Eighteen days. Fifteen dollars worth of electricity. Oh, and a distance of 3,107 miles. That’s the impressive stat line of the Wind Explorer, a 441-pound electric car that traveled from one end of Australia to the other and smashed three world records along the way.

As you’ve likely already guessed, wind power plays a significant role in the staggering fuel efficiency of this vehicle . A cool 1,400 miles of the journey across the smoldering Australian desert were done solely with wind-generated electricity, which is produced by a turbine with a maximum power of 1,000 volts and a range of approximately 124 miles when its 14-cell lithium ion battery is fully charged.

The rig also featured a kite – yes, a kite — which on the open plains accounted for another 300 miles of the Wind Explorer’s total.

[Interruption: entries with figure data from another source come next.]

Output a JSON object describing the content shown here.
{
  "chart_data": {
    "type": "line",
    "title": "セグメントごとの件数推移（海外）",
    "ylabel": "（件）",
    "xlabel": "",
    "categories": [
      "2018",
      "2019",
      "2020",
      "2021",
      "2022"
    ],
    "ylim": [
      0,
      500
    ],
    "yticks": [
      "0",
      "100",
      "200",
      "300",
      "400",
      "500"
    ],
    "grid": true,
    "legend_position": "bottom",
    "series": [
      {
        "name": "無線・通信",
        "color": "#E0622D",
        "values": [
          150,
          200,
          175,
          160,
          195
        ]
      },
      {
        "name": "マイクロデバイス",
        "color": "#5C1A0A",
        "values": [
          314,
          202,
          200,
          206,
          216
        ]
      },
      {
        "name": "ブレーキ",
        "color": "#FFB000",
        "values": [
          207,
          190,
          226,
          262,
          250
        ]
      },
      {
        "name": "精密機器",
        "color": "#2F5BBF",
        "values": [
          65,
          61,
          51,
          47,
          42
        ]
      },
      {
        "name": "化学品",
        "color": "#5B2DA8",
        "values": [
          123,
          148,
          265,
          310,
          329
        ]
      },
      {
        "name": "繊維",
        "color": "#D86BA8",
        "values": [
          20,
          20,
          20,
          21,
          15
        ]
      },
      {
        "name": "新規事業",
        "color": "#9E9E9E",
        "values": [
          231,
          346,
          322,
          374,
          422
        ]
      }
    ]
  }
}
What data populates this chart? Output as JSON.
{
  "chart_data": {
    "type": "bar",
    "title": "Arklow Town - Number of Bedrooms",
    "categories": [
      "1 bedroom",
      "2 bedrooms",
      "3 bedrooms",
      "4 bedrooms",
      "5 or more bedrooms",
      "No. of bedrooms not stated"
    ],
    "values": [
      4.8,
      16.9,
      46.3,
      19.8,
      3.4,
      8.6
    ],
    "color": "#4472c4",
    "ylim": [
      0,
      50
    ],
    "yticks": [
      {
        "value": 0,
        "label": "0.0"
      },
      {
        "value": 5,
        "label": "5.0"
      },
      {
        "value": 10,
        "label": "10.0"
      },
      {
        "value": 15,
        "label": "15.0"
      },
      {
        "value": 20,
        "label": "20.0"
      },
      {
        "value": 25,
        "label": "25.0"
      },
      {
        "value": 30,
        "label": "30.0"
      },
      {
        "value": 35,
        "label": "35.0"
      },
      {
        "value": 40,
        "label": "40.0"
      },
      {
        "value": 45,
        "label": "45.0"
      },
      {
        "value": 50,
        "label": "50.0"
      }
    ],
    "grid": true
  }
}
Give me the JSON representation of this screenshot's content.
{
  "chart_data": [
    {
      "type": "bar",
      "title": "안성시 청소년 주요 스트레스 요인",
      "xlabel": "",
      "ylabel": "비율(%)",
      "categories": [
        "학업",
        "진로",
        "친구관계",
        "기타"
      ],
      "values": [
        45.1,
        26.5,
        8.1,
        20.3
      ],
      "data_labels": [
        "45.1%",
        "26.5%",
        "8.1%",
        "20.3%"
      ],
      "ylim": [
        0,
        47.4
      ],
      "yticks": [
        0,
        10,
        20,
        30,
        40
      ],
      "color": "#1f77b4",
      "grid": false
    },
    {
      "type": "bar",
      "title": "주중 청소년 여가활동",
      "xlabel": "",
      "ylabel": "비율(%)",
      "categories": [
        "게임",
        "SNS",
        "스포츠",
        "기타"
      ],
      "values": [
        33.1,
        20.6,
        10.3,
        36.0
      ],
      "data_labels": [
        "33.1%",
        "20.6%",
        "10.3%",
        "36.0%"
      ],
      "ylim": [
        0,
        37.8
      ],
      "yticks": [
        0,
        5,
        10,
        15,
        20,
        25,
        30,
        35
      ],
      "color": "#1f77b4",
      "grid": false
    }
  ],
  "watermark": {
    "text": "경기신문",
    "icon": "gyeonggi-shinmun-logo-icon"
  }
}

Its top speed of 50 mph won’t move the needle for the speed demons out there, but you can’t have it all, can you?

What really excites me about a car like the Wind Explorer is its breathtaking display of human innovation and potential. Sure, kites wouldn’t be the most practical way to get around, say, New York City (imagine all the tangle-ups…and talk about road rage!), but the fact that we can achieve this kind of efficiency at all shows that we have only begun to scratch the surface of what is possible with green energy.

Just for fun, I calculated what it would cost a standard gasoline-engine car to go the same distance, assuming a respectable 30 miles to the gallon and the depressing $3.55-a-gallon price I begrudgingly flushed away into my car at the Shell station this morning.

The total: $367.65. Put another way, that’s over twenty-four times the cost of the Wind Explorer’s electric energy. When gas hits $4 by this summer (er, way before summer), that’s going to look even sweeter.